By Brendan Pierson
(Reuters) -Oklahoma’s highest court on Tuesday ruled the state’s constitution protects a right to an abortion to preserve the mother’s life, and that a doctor does not need to wait until there is an immediate medical emergency to perform one.
In a 5-4 ruling, the Oklahoma Supreme Court found that a law passed last year that allows life-saving abortion only when there is a “medical emergency” violates the “inherent right to life” under the state constitution.
The court did not strike down a separate 1910 abortion ban with an exception for preserving the mother’s life that does not require a medical emergency. It also did not address whether the state constitution includes a right to abortion under any other circumstances.
Oklahoma began enforcing both laws after the U.S. Supreme Court last June overturned its landmark 1973 Roe v. Wade ruling, which had guaranteed abortion rights nationwide. Planned Parenthood and other abortion providers sued to challenge the laws.

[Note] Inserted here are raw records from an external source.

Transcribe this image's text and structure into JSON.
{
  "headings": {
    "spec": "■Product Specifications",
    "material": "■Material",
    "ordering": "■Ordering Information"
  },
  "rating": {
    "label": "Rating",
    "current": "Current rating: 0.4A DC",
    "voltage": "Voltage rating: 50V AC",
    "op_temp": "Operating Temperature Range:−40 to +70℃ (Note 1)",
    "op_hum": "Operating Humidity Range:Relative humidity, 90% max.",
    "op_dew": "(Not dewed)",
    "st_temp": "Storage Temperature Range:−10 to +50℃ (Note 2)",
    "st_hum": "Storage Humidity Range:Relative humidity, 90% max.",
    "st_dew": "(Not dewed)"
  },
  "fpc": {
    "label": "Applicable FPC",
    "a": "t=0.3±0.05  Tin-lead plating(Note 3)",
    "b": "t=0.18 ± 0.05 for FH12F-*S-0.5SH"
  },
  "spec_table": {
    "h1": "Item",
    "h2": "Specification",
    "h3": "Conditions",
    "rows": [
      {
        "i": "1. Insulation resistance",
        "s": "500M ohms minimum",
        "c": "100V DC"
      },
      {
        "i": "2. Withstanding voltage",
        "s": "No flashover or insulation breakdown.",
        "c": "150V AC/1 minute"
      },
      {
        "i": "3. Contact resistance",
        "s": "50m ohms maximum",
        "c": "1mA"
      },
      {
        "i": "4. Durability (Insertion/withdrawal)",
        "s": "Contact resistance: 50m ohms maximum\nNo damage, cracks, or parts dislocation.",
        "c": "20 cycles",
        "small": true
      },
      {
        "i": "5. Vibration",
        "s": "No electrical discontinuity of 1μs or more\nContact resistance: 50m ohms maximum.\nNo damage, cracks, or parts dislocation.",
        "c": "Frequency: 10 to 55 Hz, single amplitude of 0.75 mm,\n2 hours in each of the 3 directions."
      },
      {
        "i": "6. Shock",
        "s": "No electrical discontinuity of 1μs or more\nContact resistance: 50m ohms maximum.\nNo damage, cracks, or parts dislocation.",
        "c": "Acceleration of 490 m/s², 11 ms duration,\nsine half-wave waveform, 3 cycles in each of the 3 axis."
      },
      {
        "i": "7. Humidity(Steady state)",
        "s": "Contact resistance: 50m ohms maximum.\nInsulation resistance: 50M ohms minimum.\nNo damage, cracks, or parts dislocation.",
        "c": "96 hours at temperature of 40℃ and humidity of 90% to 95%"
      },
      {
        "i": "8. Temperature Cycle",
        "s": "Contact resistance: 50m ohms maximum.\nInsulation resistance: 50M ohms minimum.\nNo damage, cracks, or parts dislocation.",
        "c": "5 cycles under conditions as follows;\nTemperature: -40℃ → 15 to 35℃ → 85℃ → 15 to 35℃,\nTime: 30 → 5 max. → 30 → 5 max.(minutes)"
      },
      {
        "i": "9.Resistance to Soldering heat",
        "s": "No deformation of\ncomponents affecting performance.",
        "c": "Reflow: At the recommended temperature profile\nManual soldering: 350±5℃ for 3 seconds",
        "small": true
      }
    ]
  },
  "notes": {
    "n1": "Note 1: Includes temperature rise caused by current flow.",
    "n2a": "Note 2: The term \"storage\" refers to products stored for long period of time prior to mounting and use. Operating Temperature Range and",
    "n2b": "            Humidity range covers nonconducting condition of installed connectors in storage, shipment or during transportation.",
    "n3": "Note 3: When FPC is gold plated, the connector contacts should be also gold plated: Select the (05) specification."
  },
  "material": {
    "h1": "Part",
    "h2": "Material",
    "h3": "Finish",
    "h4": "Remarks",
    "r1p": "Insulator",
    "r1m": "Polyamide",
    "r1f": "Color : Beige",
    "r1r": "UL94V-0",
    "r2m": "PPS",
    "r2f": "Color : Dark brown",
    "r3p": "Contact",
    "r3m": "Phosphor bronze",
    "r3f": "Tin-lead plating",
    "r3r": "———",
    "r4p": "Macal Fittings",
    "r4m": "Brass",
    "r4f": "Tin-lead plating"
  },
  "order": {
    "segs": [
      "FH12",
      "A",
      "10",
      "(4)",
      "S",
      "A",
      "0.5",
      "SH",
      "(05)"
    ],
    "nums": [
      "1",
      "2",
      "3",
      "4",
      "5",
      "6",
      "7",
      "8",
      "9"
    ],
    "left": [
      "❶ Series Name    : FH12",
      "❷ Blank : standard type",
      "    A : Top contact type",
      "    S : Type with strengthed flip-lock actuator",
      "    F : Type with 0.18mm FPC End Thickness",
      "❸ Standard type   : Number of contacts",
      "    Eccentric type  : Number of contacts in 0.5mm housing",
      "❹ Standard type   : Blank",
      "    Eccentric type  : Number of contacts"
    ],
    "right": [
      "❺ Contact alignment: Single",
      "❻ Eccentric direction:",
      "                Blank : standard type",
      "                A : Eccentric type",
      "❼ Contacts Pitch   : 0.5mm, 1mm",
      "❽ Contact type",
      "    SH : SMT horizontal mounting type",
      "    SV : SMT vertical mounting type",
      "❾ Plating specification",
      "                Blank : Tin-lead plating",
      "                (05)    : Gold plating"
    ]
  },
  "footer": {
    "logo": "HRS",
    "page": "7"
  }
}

“While we are relieved Oklahomans facing life-threatening situations have a right to care, the decision to maintain the state’s pre-Roe ban is unconscionable,” Planned Parenthood President Alexis McGill Johnson said in a statement.
Oklahoma Attorney General Gentner Drummond said in a statement: “We respect the court’s ruling and are pleased the justices acknowledged the exception for cases in which the life of the mother is at risk.”
Tuesday’s decision comes amid widespread uncertainty in states with abortion bans about when doctors can perform the procedure if needed to preserve the mother’s life or health. Some women have been forced to wait until they are in immediate danger before obtaining an abortion, even when doctors foresaw the risk much earlier.
The majority in Oklahoma found that a doctor can perform an abortion after determining with “a reasonable degree of medical certainty or probability” that a pregnancy puts a mother’s life at risk, and that “absolute certainty” is not needed.
“We know of no other law that requires one to wait until there is an actual medical emergency in order to receive treatment when the harmful condition is known or probable to occur in the future,” they wrote in an unsigned opinion.
“Requiring one to wait until there is a medical emergency would further endanger the life of the pregnant woman and does not serve a compelling state interest,” they said.
Four judges, all appointed by Republican governors, dissented, saying the majority failed to consider the interests of unborn children and that it went beyond the text of the constitution. One Republican appointee joined the court’s four Democratic appointees in the majority.
Twelve of the 50 states, including Oklahoma, now ban abortion outright while many others prohibit it after a certain length of pregnancy, according to the Guttmacher Institute, a research organization that supports abortion rights.